Same thing with the “frivolous lawsuits” panic. According to a 2016 poll, 87 percent of Americans still think there are “too many lawsuits filed in America.” Irresponsible coverage of the McDonald’s hot coffee case, as well as credulous retellings of other non-representative anecdotes, resulted in a significant erosion of legal rights for consumers. It is now much harder for Americans to sue corporations that harm us — and it was already hard enough when Stella Liebeck pulled up to that drive-through.
Moral panics entrench misinformation and foment reactionary backlash. The parents storming town halls and taking over school boards to ban critical race theory have been explicit that their efforts are in response to the alleged “wokeness” of K-12 teaching. This is precisely, word for word, the narrative that the Economist and Atlantic articles, and dozens like them, have promoted.

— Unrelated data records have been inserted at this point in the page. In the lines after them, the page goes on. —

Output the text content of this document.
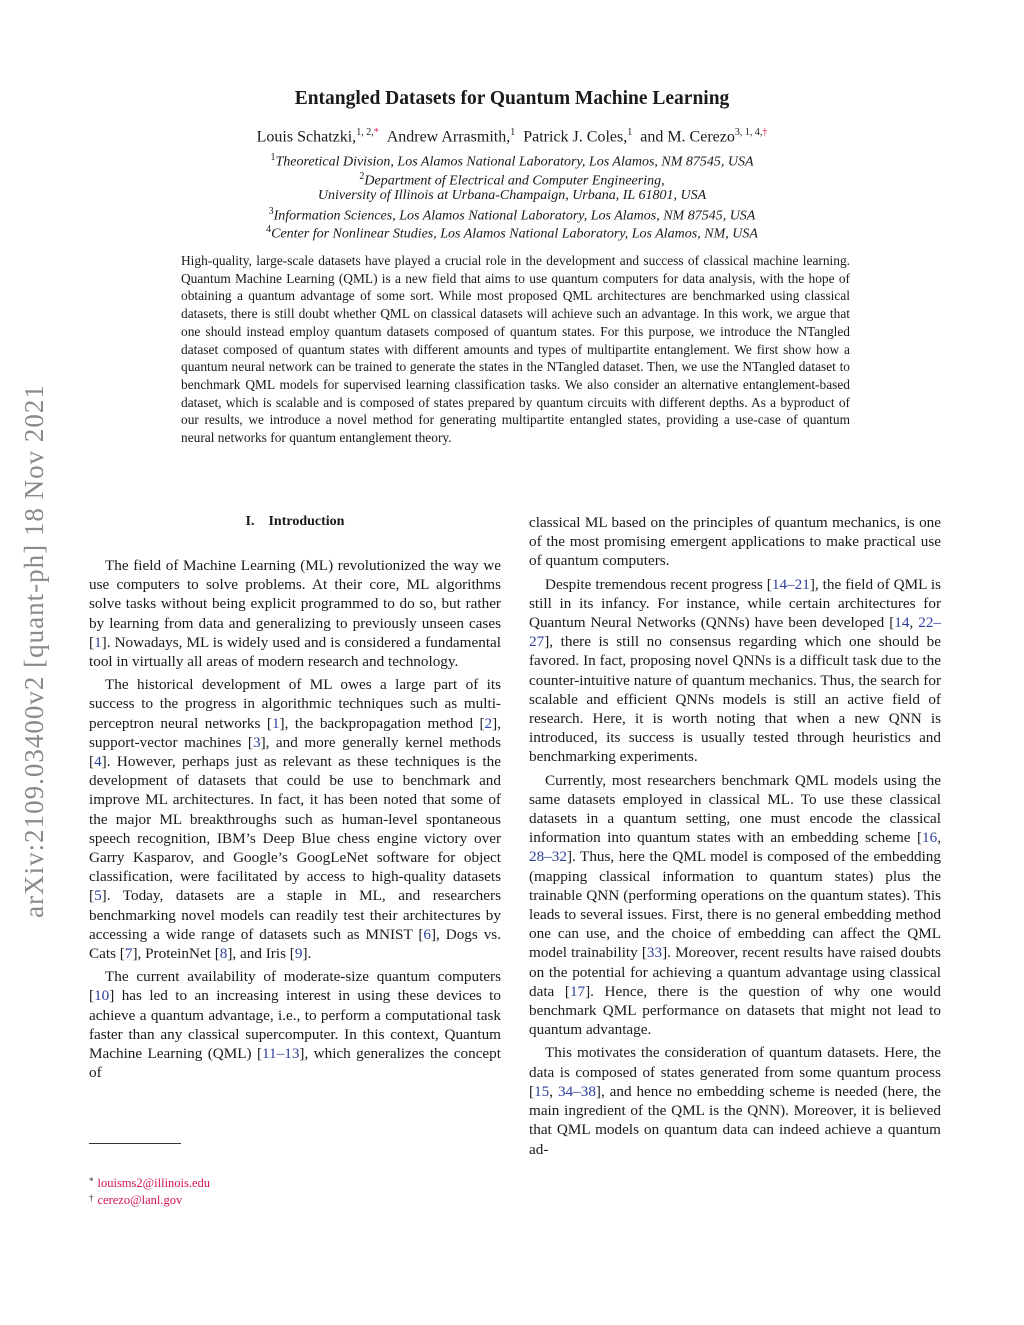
arXiv:2109.03400v2 [quant-ph] 18 Nov 2021
Entangled Datasets for Quantum Machine Learning
Louis Schatzki,$^{1, 2,*}$ Andrew Arrasmith,$^1$ Patrick J. Coles,$^1$ and M. Cerezo$^{3, 1, 4,\dagger}$
$^1$Theoretical Division, Los Alamos National Laboratory, Los Alamos, NM 87545, USA
$^2$Department of Electrical and Computer Engineering,
University of Illinois at Urbana-Champaign, Urbana, IL 61801, USA
$^3$Information Sciences, Los Alamos National Laboratory, Los Alamos, NM 87545, USA
$^4$Center for Nonlinear Studies, Los Alamos National Laboratory, Los Alamos, NM, USA
High-quality, large-scale datasets have played a crucial role in the development and success of classical machine learning. Quantum Machine Learning (QML) is a new field that aims to use quantum computers for data analysis, with the hope of obtaining a quantum advantage of some sort. While most proposed QML architectures are benchmarked using classical datasets, there is still doubt whether QML on classical datasets will achieve such an advantage. In this work, we argue that one should instead employ quantum datasets composed of quantum states. For this purpose, we introduce the NTangled dataset composed of quantum states with different amounts and types of multipartite entanglement. We first show how a quantum neural network can be trained to generate the states in the NTangled dataset. Then, we use the NTangled dataset to benchmark QML models for supervised learning classification tasks. We also consider an alternative entanglement-based dataset, which is scalable and is composed of states prepared by quantum circuits with different depths. As a byproduct of our results, we introduce a novel method for generating multipartite entangled states, providing a use-case of quantum neural networks for quantum entanglement theory.
I. Introduction

The field of Machine Learning (ML) revolutionized the way we use computers to solve problems. At their core, ML algorithms solve tasks without being explicit programmed to do so, but rather by learning from data and generalizing to previously unseen cases [1]. Nowadays, ML is widely used and is considered a fundamental tool in virtually all areas of modern research and technology.

The historical development of ML owes a large part of its success to the progress in algorithmic techniques such as multi-perceptron neural networks [1], the backpropagation method [2], support-vector machines [3], and more generally kernel methods [4]. However, perhaps just as relevant as these techniques is the development of datasets that could be use to benchmark and improve ML architectures. In fact, it has been noted that some of the major ML breakthroughs such as human-level spontaneous speech recognition, IBM’s Deep Blue chess engine victory over Garry Kasparov, and Google’s GoogLeNet software for object classification, were facilitated by access to high-quality datasets [5]. Today, datasets are a staple in ML, and researchers benchmarking novel models can readily test their architectures by accessing a wide range of datasets such as MNIST [6], Dogs vs. Cats [7], ProteinNet [8], and Iris [9].

The current availability of moderate-size quantum computers [10] has led to an increasing interest in using these devices to achieve a quantum advantage, i.e., to perform a computational task faster than any classical supercomputer. In this context, Quantum Machine Learning (QML) [11–13], which generalizes the concept of

classical ML based on the principles of quantum mechanics, is one of the most promising emergent applications to make practical use of quantum computers.

Despite tremendous recent progress [14–21], the field of QML is still in its infancy. For instance, while certain architectures for Quantum Neural Networks (QNNs) have been developed [14, 22–27], there is still no consensus regarding which one should be favored. In fact, proposing novel QNNs is a difficult task due to the counter-intuitive nature of quantum mechanics. Thus, the search for scalable and efficient QNNs models is still an active field of research. Here, it is worth noting that when a new QNN is introduced, its success is usually tested through heuristics and benchmarking experiments.

Currently, most researchers benchmark QML models using the same datasets employed in classical ML. To use these classical datasets in a quantum setting, one must encode the classical information into quantum states with an embedding scheme [16, 28–32]. Thus, here the QML model is composed of the embedding (mapping classical information to quantum states) plus the trainable QNN (performing operations on the quantum states). This leads to several issues. First, there is no general embedding method one can use, and the choice of embedding can affect the QML model trainability [33]. Moreover, recent results have raised doubts on the potential for achieving a quantum advantage using classical data [17]. Hence, there is the question of why one would benchmark QML performance on datasets that might not lead to quantum advantage.

This motivates the consideration of quantum datasets. Here, the data is composed of states generated from some quantum process [15, 34–38], and hence no embedding scheme is needed (here, the main ingredient of the QML is the QNN). Moreover, it is believed that QML models on quantum data can indeed achieve a quantum ad-

* louisms2@illinois.edu
† cerezo@lanl.gov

The “frivolous lawsuits” panic should be seen as a foundational embarrassment for the national media. Rather than educating the citizens of a functioning democracy — the role we journalists love to tell ourselves we’re playing — prestigious publications were de-educating them by presenting evidence of a national trend that didn’t exist.
They are doing the same thing now, playing with the same fire that has pulled the United States rightward and backward over and over again for the last 40 years.
The media has tremendous power to shape public opinion. Reporters and editors should not just be aware of their ability to spread moral panics. They should be terrified of it.